Lake Stoney, Ontario Maybe it’s not even news, but once again, yet another judge and jury has found rightwing scammer James O’Keefe’s Project Veritas guilty. It’s a drumbeat that won’t stop. They paid damages to ACORN employees in California who they hurt. O’Keefe and his confederates were found guilty for their office tampering in former Louisiana Senator Mary Landrieu’s federal facility. They were ordered to pay Stanford University $150,000 in legal fees for a defamation case they filed against the university that was tossed in 2021. One of O’Keefe’s top assistants filed suit in New York against Project Veritas for its sexually oppressive and harassing work environment recently. Two folks in Florida have been charged after taking money from Project Veritas for delivering information and seeking documents by lifting a diary left in an apartment by Biden’s daughter. Their litany of legal problems goes on and on as their misdeeds continue to multiply. This recitation doesn’t even count the number of times they have muffed up and been exposed for their preposterous pretense at claiming to be journalists.
This jury decision likely didn’t go far enough, but is sweet regardless. The long and short of the most recent beat down of Project Veritas dates back to 2016 and their infiltration of Democracy Partners, a political consultancy that largely focused on running and advising Democratic campaigns, and in this case had a small role in the Clinton campaign. O’Keefe’s crew created a fake donor who claimed he wanted to help and make a real contribution of $20,000. Mr. Fake proposed an illegal voter registration that the Partners refused to entertain because, well, simply enough, they told him it was illegal. On the other hand, he introduced them to his pretend-niece who they offered a position as an unpaid intern. As a secret agent for O’Keefe’s operation, she then stole a bunch of documents and wreaked havoc on the Partners. In this long-drawn-out legal aftermath of the damage done to the reputation and business of the Democracy Partners, who claimed they lost a half-million in contracts largely because of the publicity, the judge had already rejected their fake credentials as journalists and allowed the Partners to refer to the O’Keefe outfit as a “political spying operation.” The jury awarded $120,000, which was certainly not enough, but at least justice was done. Of course, O’Keefe will appeal. That’s also part of their standard operating procedure.
I saw this setback as especially nice, because I’ve known Bob Creamer, the principal partner in Democracy Partners, since the mid-1970s. Bob was a community organizer then.
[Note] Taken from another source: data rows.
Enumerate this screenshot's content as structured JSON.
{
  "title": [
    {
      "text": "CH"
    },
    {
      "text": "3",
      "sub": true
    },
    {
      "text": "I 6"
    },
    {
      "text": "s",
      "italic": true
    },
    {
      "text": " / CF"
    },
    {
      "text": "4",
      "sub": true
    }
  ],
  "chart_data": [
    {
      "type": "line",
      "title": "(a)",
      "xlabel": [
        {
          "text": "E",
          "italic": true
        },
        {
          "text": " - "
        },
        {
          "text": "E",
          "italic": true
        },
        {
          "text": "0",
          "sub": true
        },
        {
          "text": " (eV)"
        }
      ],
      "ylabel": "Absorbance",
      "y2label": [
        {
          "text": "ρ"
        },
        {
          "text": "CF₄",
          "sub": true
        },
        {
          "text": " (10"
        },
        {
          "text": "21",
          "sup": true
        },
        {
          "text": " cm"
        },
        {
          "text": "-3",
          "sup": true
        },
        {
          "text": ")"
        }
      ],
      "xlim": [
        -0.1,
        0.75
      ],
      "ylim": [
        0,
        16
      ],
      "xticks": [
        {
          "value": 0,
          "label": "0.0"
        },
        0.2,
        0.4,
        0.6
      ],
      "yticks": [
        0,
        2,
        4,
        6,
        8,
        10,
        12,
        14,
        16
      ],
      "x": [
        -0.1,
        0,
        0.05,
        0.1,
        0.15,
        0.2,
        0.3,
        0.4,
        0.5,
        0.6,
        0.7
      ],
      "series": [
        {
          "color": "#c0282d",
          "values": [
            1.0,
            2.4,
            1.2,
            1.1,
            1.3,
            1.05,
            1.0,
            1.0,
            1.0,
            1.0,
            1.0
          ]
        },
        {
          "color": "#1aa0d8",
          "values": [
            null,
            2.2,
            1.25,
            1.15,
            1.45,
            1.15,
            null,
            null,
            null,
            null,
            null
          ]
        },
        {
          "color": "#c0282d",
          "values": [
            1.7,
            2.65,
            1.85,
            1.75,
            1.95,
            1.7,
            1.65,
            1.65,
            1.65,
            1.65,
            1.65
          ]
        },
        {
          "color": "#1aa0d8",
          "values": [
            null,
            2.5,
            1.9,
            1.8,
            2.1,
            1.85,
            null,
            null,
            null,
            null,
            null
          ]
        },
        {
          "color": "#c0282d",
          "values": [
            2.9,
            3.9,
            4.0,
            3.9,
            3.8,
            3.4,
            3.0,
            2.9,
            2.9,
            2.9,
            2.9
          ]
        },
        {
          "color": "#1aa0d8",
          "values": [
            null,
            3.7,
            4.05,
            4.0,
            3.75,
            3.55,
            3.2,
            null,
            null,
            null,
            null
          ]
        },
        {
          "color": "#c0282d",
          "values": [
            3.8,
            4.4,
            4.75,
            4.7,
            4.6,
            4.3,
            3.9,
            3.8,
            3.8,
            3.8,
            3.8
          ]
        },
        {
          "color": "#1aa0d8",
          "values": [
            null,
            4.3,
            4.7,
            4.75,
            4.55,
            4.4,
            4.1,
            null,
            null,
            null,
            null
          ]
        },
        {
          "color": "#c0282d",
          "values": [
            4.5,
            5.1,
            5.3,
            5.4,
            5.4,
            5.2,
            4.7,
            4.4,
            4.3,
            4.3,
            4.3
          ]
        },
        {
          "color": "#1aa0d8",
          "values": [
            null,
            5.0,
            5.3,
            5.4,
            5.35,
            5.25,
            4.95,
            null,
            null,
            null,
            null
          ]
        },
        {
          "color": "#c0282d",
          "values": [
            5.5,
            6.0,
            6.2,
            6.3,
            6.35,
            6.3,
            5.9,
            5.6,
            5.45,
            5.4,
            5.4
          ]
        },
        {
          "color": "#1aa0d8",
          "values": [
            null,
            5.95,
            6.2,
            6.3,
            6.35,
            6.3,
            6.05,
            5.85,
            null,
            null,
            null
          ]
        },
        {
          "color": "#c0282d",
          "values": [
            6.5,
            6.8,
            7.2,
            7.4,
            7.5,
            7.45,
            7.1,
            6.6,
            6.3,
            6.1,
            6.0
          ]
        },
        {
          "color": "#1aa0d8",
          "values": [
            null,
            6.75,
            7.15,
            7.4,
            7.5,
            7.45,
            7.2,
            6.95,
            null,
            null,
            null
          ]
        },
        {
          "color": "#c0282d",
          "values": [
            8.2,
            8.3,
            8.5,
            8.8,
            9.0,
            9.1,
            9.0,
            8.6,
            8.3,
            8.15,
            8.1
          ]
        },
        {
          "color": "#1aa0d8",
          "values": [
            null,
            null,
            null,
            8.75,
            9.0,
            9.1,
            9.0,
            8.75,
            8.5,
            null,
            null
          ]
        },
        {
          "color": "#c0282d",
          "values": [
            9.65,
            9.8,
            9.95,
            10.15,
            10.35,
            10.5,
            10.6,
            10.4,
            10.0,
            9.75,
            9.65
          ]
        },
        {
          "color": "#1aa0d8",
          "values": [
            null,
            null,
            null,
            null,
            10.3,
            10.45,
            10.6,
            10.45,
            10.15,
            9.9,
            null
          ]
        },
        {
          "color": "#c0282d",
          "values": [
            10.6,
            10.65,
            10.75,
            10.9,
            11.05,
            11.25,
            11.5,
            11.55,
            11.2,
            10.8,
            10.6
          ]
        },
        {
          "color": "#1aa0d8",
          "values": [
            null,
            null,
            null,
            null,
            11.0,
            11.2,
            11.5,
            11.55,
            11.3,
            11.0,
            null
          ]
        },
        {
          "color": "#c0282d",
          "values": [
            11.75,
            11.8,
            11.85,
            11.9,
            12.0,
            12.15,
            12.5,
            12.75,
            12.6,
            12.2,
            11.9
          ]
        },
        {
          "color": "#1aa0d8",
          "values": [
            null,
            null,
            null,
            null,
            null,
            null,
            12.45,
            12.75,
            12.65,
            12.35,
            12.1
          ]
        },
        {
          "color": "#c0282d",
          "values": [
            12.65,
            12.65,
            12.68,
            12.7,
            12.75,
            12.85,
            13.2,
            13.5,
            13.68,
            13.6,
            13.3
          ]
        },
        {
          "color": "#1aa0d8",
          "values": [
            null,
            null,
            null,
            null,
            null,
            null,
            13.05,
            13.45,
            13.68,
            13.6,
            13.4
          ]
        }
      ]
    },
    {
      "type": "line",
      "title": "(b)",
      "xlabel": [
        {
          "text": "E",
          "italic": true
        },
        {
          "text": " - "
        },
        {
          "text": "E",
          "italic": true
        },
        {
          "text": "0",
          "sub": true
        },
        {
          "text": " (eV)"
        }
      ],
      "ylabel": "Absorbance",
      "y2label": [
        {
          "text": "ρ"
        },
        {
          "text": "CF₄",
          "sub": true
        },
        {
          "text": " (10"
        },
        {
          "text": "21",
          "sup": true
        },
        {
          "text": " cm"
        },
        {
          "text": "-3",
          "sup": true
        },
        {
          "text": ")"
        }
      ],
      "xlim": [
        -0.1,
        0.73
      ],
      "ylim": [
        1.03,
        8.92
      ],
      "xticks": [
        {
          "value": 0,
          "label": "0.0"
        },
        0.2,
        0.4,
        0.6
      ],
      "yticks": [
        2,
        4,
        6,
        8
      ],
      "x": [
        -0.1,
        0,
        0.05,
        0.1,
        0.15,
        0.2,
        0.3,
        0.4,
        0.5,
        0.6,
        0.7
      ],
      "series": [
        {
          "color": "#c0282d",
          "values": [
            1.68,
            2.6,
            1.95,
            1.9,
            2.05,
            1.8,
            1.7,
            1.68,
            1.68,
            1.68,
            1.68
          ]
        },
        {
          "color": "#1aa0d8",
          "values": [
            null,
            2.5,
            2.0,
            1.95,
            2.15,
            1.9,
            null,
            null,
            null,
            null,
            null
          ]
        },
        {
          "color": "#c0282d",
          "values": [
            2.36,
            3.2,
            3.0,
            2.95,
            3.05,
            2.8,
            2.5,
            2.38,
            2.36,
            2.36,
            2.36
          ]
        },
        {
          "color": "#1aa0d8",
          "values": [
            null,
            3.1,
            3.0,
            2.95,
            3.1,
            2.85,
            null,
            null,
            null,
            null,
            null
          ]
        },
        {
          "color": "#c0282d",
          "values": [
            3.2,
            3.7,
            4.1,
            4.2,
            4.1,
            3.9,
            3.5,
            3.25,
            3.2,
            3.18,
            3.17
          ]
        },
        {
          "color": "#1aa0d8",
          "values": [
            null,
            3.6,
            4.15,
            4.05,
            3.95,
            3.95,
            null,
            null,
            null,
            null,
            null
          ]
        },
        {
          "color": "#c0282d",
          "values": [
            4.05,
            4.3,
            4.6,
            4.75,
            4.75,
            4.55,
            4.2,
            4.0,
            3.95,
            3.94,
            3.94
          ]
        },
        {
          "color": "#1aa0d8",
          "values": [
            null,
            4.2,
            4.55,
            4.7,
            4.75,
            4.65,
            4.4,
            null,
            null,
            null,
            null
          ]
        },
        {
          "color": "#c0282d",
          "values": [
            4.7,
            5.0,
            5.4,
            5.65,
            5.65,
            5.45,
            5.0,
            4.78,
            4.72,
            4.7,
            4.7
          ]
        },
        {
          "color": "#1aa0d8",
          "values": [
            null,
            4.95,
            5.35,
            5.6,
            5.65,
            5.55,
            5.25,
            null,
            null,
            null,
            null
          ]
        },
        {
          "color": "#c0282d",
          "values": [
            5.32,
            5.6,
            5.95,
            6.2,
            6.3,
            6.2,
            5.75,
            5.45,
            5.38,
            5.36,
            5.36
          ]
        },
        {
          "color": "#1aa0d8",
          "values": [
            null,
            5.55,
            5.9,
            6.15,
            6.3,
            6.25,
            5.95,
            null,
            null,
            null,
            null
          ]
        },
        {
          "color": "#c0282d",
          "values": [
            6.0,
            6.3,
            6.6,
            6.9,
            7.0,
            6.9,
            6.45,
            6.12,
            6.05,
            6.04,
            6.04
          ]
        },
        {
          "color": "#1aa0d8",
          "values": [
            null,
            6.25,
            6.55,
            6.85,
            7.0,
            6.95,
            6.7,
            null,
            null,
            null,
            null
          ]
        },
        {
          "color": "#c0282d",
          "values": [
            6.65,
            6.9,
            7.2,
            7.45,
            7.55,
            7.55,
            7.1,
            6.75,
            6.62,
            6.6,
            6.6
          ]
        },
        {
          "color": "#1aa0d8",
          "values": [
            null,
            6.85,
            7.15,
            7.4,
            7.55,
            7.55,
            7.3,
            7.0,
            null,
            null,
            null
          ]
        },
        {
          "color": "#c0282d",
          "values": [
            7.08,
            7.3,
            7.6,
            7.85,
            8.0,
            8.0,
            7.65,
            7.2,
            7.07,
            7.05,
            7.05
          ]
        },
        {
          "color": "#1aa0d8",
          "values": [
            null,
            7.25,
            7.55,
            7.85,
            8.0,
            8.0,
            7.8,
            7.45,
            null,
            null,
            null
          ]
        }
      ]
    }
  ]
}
We shared the fact that we both had some connection to Louisiana. He was from Shreveport. I had lived and gone to high school in New Orleans. From different directions we had both ended up as organizers. He was working in Illinois and living in Chicago and stopped by ACORN’s Little Rock office to visit several times around various holidays when he was on his way to see his family in Shreveport. Later he got caught in a peculiar case that seemed based on a trivial mistake that became politicized in the hardball Illinois politics, but to his credit came back better by just putting his shoulder to the wheel and continuing to push. He reached out for me and offered to help after ACORN and I had taken incoming in 2008 around the Obama campaign, when many of our friends and allies were running the other way. He had been there and done that, so it was especially great to see him keep fighting until he won some justice this time from O’Keefe. It’s a lifelong mistake to mess with an organizer ever, even if they are called consultants now, and, as the song goes, it’s always a mistake to mess with a Louisiana man. We don’t know any other way than to keep working – and fighting!